Le même appareil a ensuite fait plusieurs rotations entre Bamako et Ouagadougou, lundi et hier mardi. Selon les informations recoupées par 54 ÉTATS auprès de plusieurs sources sécuritaires de pays de l’Alliance des États du Sahel (Mali-Burkina-Niger), 80 à 120 hommes, des militaires maliens et des mercenaires russes de Wagner désormais intégrés au « Corps africain » géré par les services extérieurs russes sont ainsi arrivés, et se trouvent toujours, dans la capitale burkinabè.

Leur mission : appuyer le président de transition, le capitaine Ibrahim Traoré, dont le pouvoir est présenté comme « vacillant ». S’agit-il de le protéger d’une mutinerie, voire d’une éventuelle tentative de coup d’État, afin de le maintenir au pouvoir ? Ou d’éviter tout débordement jusqu’à ce qu’une solution soit trouvée pour une forme de « rectification de la transition » burkinabè ?

L’expression avait été utilisée par les autorités militaires du Mali en mai 2021 après le second putsch dirigé par le colonel Assimi Goïta contre le président et le Premier ministre de transition de l’époque, après une tentative de remaniement ministériel.

Certaines sources assurent que ces hommes ont vocation à se rendre à Dori, non loin de Mansila, d’où le mouvement de contestation serait parti après le massacre commis par le Jnim la semaine dernière. À ce stade, beaucoup de questions et d’hypothèses, mais aucune certitude sur la suite des évènements, qui se jouent donc au niveau national burkinabè, mais également au niveau régional de l’AES, et avec l’implication des supplétifs russes de Wagner.
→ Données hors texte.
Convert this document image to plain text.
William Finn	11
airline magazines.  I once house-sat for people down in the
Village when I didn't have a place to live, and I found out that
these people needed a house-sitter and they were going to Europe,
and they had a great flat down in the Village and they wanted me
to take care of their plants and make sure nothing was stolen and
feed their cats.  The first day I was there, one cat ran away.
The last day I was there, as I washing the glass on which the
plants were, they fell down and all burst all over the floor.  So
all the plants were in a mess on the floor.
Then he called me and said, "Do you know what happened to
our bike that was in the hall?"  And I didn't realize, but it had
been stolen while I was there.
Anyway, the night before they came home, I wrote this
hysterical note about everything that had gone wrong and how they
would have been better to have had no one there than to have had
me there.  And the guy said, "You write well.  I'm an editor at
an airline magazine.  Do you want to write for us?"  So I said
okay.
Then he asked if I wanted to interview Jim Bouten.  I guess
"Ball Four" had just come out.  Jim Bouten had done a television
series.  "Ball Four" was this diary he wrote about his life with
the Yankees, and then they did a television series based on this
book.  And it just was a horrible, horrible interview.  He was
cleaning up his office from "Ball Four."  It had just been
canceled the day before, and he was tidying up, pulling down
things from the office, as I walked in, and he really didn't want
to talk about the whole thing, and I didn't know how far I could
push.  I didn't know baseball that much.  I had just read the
Mercredi 12 juin dernier, après l’attaque de Mansila mais avant le tir d’obus dans la cour de la télévision nationale, Ibrahim Traoré avait présidé le Conseil des ministres. Depuis, il s’est brièvement montré pour la Tabaski mais sans prononcer une seule parole.

Le prochain Conseil des ministres que le capitaine Traoré est censé présider doit se tenir ce mercredi 19 juin.